Wet shelter to close Oct. 16 Thursday, September 28
D. Craig MacCormack 508-626-4429 Metrowest Daily News
FRAMINGHAM -- The region's largest social service agency announced yesterday it will close its controversial downtown wet shelter Oct. 16 and move all residents to other housing across the region.

In a letter to Town Manager Julian Suso, South Middlesex Opportunity Council Executive Director Jim Cuddy announced the plan, which he said is the first phase of SMOC's quest to end homelessness in the region.

"If people are going to begin to deal with their issues and try to become independent, having a decent, safe place to live is a critical first step," SMOC Planning Director Gerard Desilets said yesterday.

At the Common Ground Shelter, 105 Irving St., clients sleep on cots in a converted warehouse, said Desilets.  There are about 20 people in the shelter every night, although the number changes daily.

Those clients will be moved to one of SMOC's 20 other residences across the region, said Desilets.

Cuddy, in his letter, said SMOC will also open a resource center that will help its clients deal with finding permanent homes, health care, jobs and education to eliminate their reliance on SMOC.

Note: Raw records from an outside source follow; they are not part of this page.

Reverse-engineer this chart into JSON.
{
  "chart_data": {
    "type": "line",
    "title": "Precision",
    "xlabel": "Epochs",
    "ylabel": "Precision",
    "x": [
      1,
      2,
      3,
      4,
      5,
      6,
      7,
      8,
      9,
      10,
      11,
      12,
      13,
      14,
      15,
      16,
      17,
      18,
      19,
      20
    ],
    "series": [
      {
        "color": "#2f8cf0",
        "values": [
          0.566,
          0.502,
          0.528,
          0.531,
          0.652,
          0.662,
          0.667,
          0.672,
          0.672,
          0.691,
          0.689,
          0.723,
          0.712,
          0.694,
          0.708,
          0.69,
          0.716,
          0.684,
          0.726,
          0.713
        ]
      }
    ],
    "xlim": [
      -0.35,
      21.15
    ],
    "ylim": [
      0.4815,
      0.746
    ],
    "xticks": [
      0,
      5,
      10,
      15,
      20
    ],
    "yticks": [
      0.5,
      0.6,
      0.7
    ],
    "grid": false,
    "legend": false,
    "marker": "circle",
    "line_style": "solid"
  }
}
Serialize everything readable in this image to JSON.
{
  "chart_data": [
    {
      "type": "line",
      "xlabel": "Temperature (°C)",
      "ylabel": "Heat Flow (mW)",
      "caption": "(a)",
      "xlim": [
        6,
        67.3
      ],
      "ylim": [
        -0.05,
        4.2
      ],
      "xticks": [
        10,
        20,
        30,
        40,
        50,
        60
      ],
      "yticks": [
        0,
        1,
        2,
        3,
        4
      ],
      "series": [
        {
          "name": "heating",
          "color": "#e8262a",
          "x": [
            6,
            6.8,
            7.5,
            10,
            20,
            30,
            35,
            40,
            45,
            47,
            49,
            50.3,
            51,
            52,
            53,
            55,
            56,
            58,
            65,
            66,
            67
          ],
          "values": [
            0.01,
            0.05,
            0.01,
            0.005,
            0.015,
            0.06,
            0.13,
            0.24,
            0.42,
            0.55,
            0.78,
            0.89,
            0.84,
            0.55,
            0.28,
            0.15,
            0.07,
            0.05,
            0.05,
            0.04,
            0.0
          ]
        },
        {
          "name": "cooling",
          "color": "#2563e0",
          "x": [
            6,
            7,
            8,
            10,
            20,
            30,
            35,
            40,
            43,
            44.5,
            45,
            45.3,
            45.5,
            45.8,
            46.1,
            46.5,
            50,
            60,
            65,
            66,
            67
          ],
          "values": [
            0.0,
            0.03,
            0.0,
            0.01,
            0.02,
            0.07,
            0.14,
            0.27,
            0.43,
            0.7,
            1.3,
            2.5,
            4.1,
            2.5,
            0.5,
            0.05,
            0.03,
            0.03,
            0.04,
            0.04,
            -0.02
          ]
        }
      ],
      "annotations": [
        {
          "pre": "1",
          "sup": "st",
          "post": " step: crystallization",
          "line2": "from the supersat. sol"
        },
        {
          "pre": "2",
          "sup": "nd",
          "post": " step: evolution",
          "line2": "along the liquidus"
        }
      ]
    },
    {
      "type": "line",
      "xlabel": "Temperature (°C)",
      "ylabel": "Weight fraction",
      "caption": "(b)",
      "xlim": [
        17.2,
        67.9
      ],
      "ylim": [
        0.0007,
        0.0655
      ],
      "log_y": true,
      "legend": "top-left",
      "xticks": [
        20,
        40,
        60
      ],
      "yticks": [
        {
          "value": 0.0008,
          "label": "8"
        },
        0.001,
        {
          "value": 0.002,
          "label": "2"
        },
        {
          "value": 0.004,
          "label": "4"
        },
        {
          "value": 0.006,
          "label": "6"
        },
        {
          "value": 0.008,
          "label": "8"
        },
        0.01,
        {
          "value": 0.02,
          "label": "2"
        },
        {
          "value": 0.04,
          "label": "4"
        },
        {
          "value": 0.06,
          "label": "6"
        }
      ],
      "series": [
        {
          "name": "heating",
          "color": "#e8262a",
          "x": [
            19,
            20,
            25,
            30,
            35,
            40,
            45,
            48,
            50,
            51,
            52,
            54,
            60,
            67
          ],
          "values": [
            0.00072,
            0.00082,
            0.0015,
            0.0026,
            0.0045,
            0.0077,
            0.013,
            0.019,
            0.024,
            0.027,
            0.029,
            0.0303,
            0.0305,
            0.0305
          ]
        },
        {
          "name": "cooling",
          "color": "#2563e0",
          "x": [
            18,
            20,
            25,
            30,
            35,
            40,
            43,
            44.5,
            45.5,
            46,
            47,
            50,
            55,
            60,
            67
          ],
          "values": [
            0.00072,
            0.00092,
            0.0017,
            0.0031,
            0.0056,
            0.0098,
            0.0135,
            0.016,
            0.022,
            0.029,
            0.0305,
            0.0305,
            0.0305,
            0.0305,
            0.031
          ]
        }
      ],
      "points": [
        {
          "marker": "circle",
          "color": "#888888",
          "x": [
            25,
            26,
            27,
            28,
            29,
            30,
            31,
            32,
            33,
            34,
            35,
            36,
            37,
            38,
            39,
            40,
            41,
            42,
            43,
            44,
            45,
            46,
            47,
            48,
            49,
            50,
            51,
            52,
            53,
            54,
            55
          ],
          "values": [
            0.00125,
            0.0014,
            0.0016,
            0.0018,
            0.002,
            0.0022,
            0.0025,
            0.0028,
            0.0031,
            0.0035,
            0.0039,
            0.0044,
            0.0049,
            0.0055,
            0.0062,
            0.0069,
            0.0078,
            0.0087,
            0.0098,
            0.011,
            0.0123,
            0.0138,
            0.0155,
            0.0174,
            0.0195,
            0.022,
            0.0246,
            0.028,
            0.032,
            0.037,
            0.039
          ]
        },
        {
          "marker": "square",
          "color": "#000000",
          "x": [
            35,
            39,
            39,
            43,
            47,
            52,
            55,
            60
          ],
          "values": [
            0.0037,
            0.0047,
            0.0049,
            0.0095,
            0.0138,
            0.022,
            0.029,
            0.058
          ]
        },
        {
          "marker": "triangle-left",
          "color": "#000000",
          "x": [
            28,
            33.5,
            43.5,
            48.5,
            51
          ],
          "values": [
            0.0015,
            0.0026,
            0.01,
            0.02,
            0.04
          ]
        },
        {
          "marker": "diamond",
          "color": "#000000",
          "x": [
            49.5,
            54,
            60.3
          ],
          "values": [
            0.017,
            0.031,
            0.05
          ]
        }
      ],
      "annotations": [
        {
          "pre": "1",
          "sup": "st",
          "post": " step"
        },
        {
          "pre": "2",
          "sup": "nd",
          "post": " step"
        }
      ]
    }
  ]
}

"This gives us the ability to do individual assessments and to find out what each person needs," Desilets said.

The Common Ground Shelter is called a "wet shelter" because it accepts homeless people including those who are actively using drugs and/or alcohol.

Cuddy asked Suso to help SMOC in its quest to secure the money it needs for its efforts, but said the shelter closure was unconditional.

"I commend SMOC for their decision," said selectmen Chairman Dennis Giombetti   "I always felt it was in the best interest of the town, SMOC, the neighbors and the downtown merchants to close that shelter."

Suso agreed, saying in a press release the closure "will help to decrease crime in downtown Framingham.  Further, closure of the wet shelter will facilitate downtown revitalization and redevelopment, a major policy goal of the Board of Selectmen."

In the release, Suso promised to continue working with SMOC, saying the relationship between town officials and the agency's leaders is strong.

Giombetti sees the closure as another example of the teamwork that has become evident between state and local agencies.

"This demonstrates how things can work," he said.